If you average it out, we heard about 43.67 rounds of gunfire for each of the 70 miles we cycled yesterday through rural Mississippi. The numbers are skewed somewhat by someone or someones in the last 10 miles deciding to test the self-defense, or possibly squirrel-hunting, qualities of his rifle on full automatic. It was loud and it was long.

Think of Bonny and Clyde (who actually met their fully automatic demise in Louisiana, at the hands of state troopers) pulling over about a half mile ahead of you to make a cellphone call. As you cycle into a mild headwind the cops, rather than applaud the safety-minded couple, open up with their machine guns, and the percussive sound carries instantly to your delicate ears. You let up slightly on the pedals, not because you're tired - though you are - but because some primitive spider sense tells you that ahead there be darkness and mayhem. Yet you're so damn powerful and you had such a head of steam that before you know it you're right up on the scene and the noise is deafening. Holding up your passport, the troopers pause for perhaps two seconds as you slip through the scene, wheels running over so many brass cartridges that it feels like gravel, then the hellish uproar starts again behind you, the leadwind providing an unexpected but useful counter to the headwind. Cycle easily for about another half mile and pull over. Good. That's how long the person or persons with the probably-illegal gun or guns was shooting yesterday in Mississippi.

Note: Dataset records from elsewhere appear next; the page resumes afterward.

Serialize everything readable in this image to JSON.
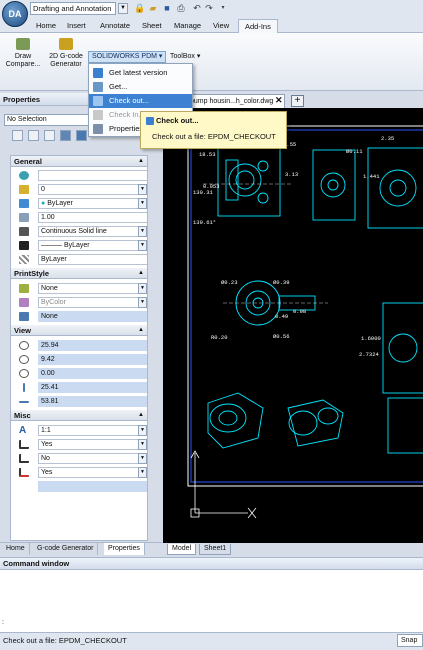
{
  "quick_access": {
    "workspace": "Drafting and Annotation",
    "icons": [
      "lock-icon",
      "open-folder-icon",
      "save-icon",
      "print-icon",
      "undo-icon",
      "redo-icon",
      "customize-arrow-icon"
    ]
  },
  "ribbon_tabs": [
    "Home",
    "Insert",
    "Annotate",
    "Sheet",
    "Manage",
    "View",
    "Add-Ins"
  ],
  "active_tab": "Add-Ins",
  "ribbon": {
    "draw_compare": [
      "Draw",
      "Compare..."
    ],
    "gcode": [
      "2D G-code",
      "Generator"
    ],
    "pdm": "SOLIDWORKS PDM",
    "toolbox": "ToolBox"
  },
  "pdm_menu": {
    "items": [
      {
        "label": "Get latest version",
        "state": "normal"
      },
      {
        "label": "Get...",
        "state": "normal"
      },
      {
        "label": "Check out...",
        "state": "selected"
      },
      {
        "label": "Check In...",
        "state": "disabled"
      },
      {
        "label": "Properties",
        "state": "normal"
      }
    ]
  },
  "tooltip": {
    "title": "Check out...",
    "text": "Check out a file: EPDM_CHECKOUT"
  },
  "properties": {
    "title": "Properties",
    "selection": "No Selection",
    "general": {
      "title": "General",
      "rows": [
        "",
        "0",
        "ByLayer",
        "1.00",
        "Continuous    Solid line",
        "ByLayer",
        "ByLayer"
      ]
    },
    "printstyle": {
      "title": "PrintStyle",
      "rows": [
        "None",
        "ByColor",
        "None"
      ]
    },
    "view": {
      "title": "View",
      "rows": [
        "25.94",
        "9.42",
        "0.00",
        "25.41",
        "53.81"
      ]
    },
    "misc": {
      "title": "Misc",
      "rows": [
        "1:1",
        "Yes",
        "No",
        "Yes",
        ""
      ]
    }
  },
  "left_tabs": [
    "Home",
    "G-code Generator",
    "Properties"
  ],
  "active_left_tab": "Properties",
  "document_tab": "pump housin...h_color.dwg",
  "model_tabs": [
    "Model",
    "Sheet1"
  ],
  "drawing_labels": [
    "18.53",
    "1.55",
    "3.13",
    "0.053",
    "130.31",
    "139.61°",
    "Ø0.23",
    "Ø0.39",
    "0.98",
    "0.49",
    "R0.20",
    "Ø0.56",
    "2.35",
    "Ø0.11",
    "1.441",
    "2.7324",
    "1.6000"
  ],
  "command_window": {
    "title": "Command window",
    "prompt": ":"
  },
  "status": {
    "text": "Check out a file: EPDM_CHECKOUT",
    "snap": "Snap"
  }
}
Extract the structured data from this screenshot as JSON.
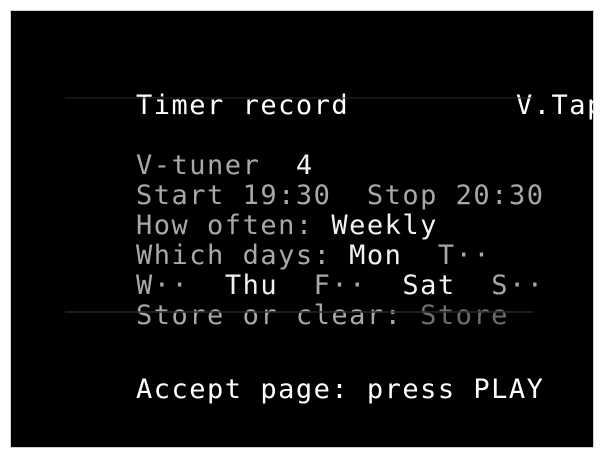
{
  "header": {
    "title": "Timer record",
    "mode": "V.Tape"
  },
  "fields": {
    "tuner_label": "V-tuner",
    "tuner_value": "4",
    "start_label": "Start",
    "start_value": "19:30",
    "stop_label": "Stop",
    "stop_value": "20:30",
    "often_label": "How often:",
    "often_value": "Weekly",
    "days_label": "Which days:",
    "day_mon": "Mon",
    "day_tue": "T··",
    "day_wed": "W··",
    "day_thu": "Thu",
    "day_fri": "F··",
    "day_sat": "Sat",
    "day_sun": "S··",
    "store_label": "Store or clear:",
    "store_value": "Store"
  },
  "footer": {
    "prompt": "Accept page: press PLAY"
  },
  "colors": {
    "background": "#000000",
    "text_bright": "#ffffff",
    "text_dim": "#a8a8a8"
  }
}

It's been raining a lot but, like Charlie Chaplin reaching down to pick up a quarter just as the girder swings overhead, we have, for the most part, kept flukily dry. We'll pull into a Dollar General for peanut butter and, while arguing over extra crunchy versus merely crunchy, the skies will open for an hour. We'll get to a campground with a place to set up the tent beneath a cat on a hot tin roof and, within five minutes of crawling inside, there'll be meteorological lions, and tigers, and bears - oh my. On the days when we do get wet, I feel such smug satisfaction at what pathetic-yet-remarkably-tough figures we must present, imagining people in every passing car saying "Those poor bastards...", that it's almost worth the sopping layers of discomfort to be able to clench my jaw and nod curtly to a passing motorist - the movie-in-my-head panning slowing across my chiseled features, soft focus. Some people will do anything for attention; with such heroic self-delusion are presidential bids launched...

We crossed into Sweet Home Alabama a couple of hours ago - no gunfire yet. Confederate flags still dot the landscape and pickup trucks but, not surprisingly, we've met with little extreme prejudice in the South. We were having a pleasant conversation with the owner of a restaurant a couple of days ago, and I asked how the business was going. "Yeah, it's mostly good," he said "but the other day a "n"-woman called up the food inspectors to say there was a roach in her grits." Well, call me a naive, Obama-loving-liberal, but the absolutely casual way he said the "n" word kinda stopped my heart for a second, pleasant expression frozen on my face. Did I say anything? Did I call him on it? I did not. I just felt sad and a little lesser-than. 

Okay, now I'm totally bummed out from remembering the encounter. Time to tell you my favourite joke:

I told my wife she was drawing her eyebrows too high.

She looked surprised.


That's better. If only everything were so easy. See ya.